The Valuation Paradox
When I advise the C-Suite on capital purchases for our cancer service line, the question isn’t just "Does it work?" The question is, "Does the payment model support the practice change required to use it?".
In the traditional fee-for-service world, we were incentivized to treat more. If a new machine allowed for more fractions (treatments), it was financially viable. But the market is changing. We are moving toward models like the Radiation Oncology Case Rate (ROCR), an initiative I have championed heavily through my work with ASTRO.
ROCR represents a paradigm shift: paying for the patient, not the fraction. In this environment, a new technology is "valuable" only if it improves outcomes or efficiency—not just volume. This fundamentally changes how we must evaluate innovation. We can no longer afford technology that increases costs without a commensurate increase in clinical value.
Inside the "Sausage Making" of Reimbursement
Often, physicians view billing codes as static numbers that just "appear." In reality, the valuation of medical technology is a rigorous, negotiated process—a process I’ve often described as "how the sausage gets made".

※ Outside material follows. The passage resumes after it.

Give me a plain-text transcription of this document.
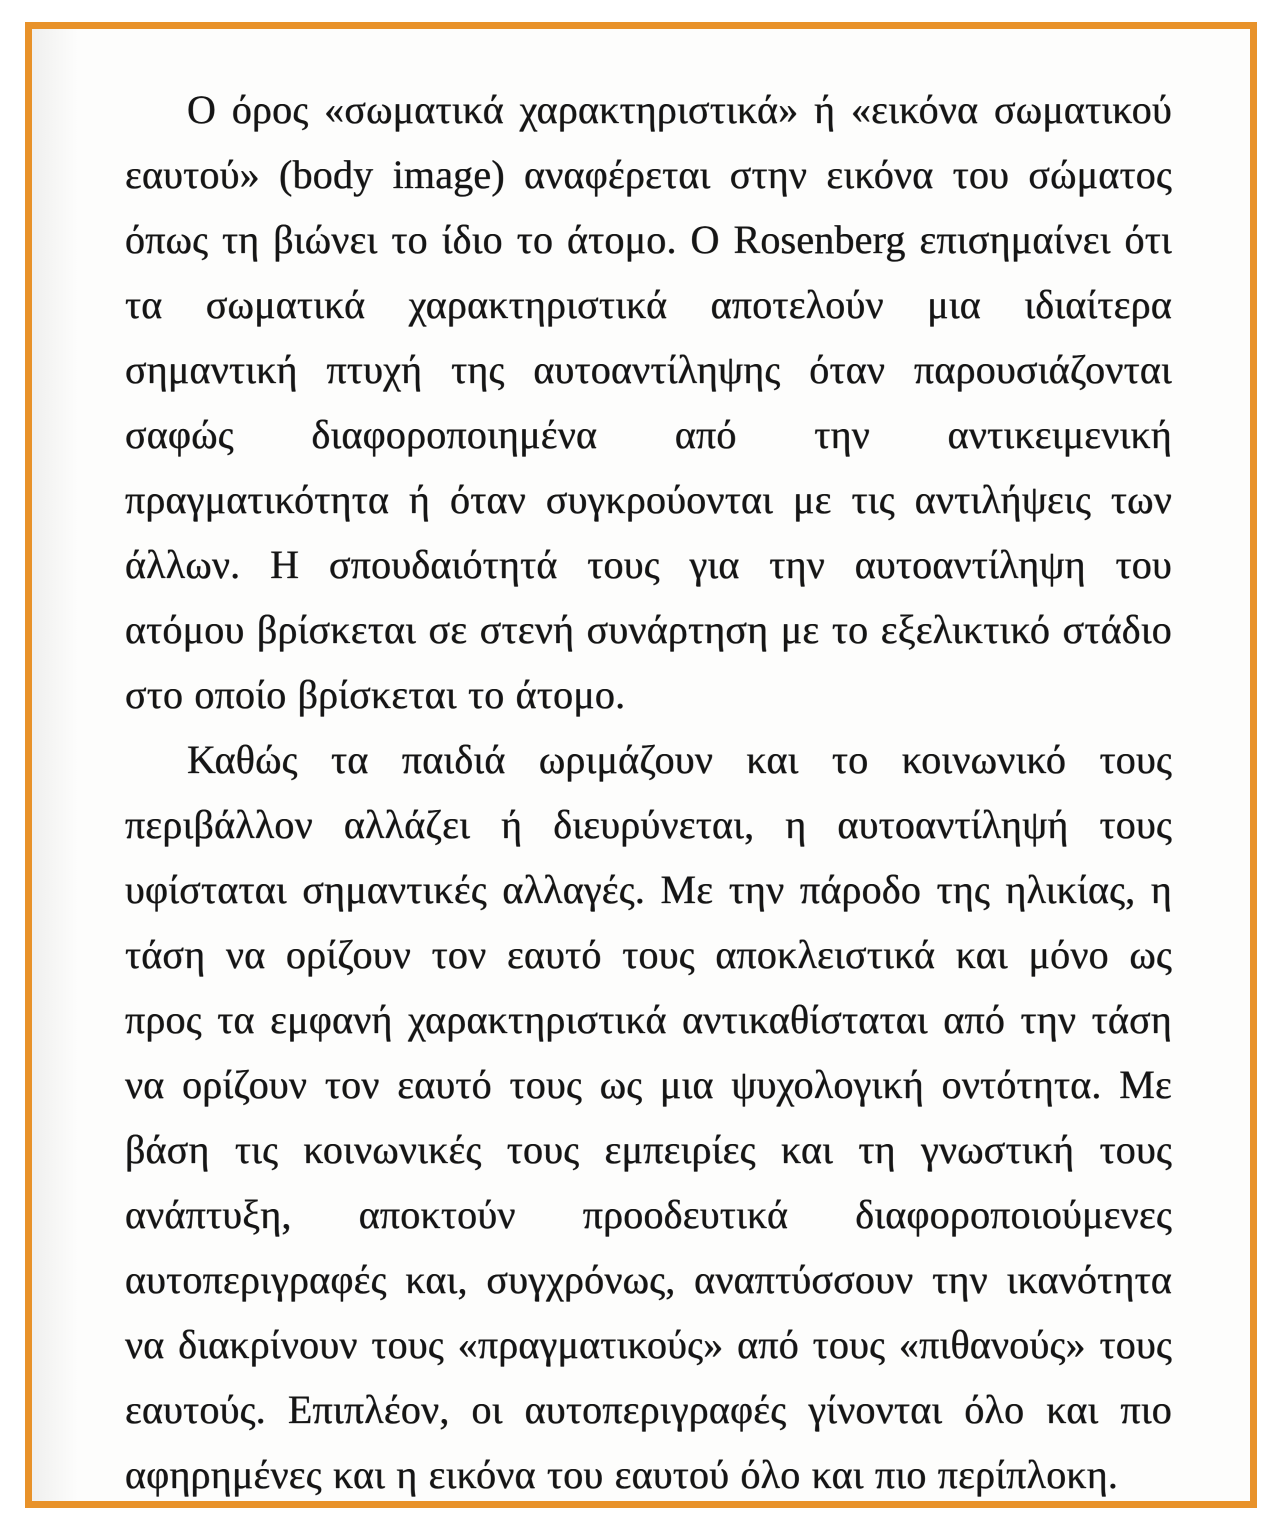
Ο όρος «σωματικά χαρακτηριστικά» ή «εικόνα σωματικού εαυτού» (body image) αναφέρεται στην εικόνα του σώματος όπως τη βιώνει το ίδιο το άτομο. Ο Rosenberg επισημαίνει ότι τα σωματικά χαρακτηριστικά αποτελούν μια ιδιαίτερα σημαντική πτυχή της αυτοαντίληψης όταν παρουσιάζονται σαφώς διαφοροποιημένα από την αντικειμενική πραγματικότητα ή όταν συγκρούονται με τις αντιλήψεις των άλλων. Η σπουδαιότητά τους για την αυτοαντίληψη του ατόμου βρίσκεται σε στενή συνάρτηση με το εξελικτικό στάδιο στο οποίο βρίσκεται το άτομο.

Καθώς τα παιδιά ωριμάζουν και το κοινωνικό τους περιβάλλον αλλάζει ή διευρύνεται, η αυτοαντίληψή τους υφίσταται σημαντικές αλλαγές. Με την πάροδο της ηλικίας, η τάση να ορίζουν τον εαυτό τους αποκλειστικά και μόνο ως προς τα εμφανή χαρακτηριστικά αντικαθίσταται από την τάση να ορίζουν τον εαυτό τους ως μια ψυχολογική οντότητα. Με βάση τις κοινωνικές τους εμπειρίες και τη γνωστική τους ανάπτυξη, αποκτούν προοδευτικά διαφοροποιούμενες αυτοπεριγραφές και, συγχρόνως, αναπτύσσουν την ικανότητα να διακρίνουν τους «πραγματικούς» από τους «πιθανούς» τους εαυτούς. Επιπλέον, οι αυτοπεριγραφές γίνονται όλο και πιο αφηρημένες και η εικόνα του εαυτού όλο και πιο περίπλοκη.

Through my role on the AMA’s Relative Value Update Committee (RUC) and as Chair of ASTRO’s Health Policy Council, I’ve seen firsthand that innovation dies without a CPT code. You can invent a revolutionary device, but if it doesn't fit into the coding hierarchy—or if it gets caught in the crosshairs of budget neutrality cuts—adoption will stall.
For example, we are currently navigating how to value adaptive radiation therapy and radiopharmaceuticals. These aren’t just new tools; they are new workflows requiring massive physician and physicist effort. If we don’t accurately capture that effort in the valuation process, we risk creating a system where high-quality care is financially unsustainable for community practices.
The Physician Executive’s Role
This is why I believe the "MD/MBA" skillset is no longer a luxury; it is a necessity for leadership. We need leaders who can bridge the gap between the clinical mission and the financial reality.
When I evaluate a new service line—whether it’s establishing a new freestanding center or developing a low-dose radiation program for benign diseases—I have to wear both hats. I have to ask:
Clinical: Does this improve the standard of care?
Financial: Can we model this to survive 23% cuts in Medicare reimbursement?.
Strategic: Does this align with our shift to value-based care?
The Path Forward
The market is unforgiving, but it is also ripe for opportunity. The future belongs to technologies that drive value—that lower the total cost of care while improving survival and quality of life.
For my colleagues, investors, and policymakers: stop looking at the sticker price of the machine. Start looking at the reimbursement architecture that surrounds it. That is where the real value—or the real risk—lies.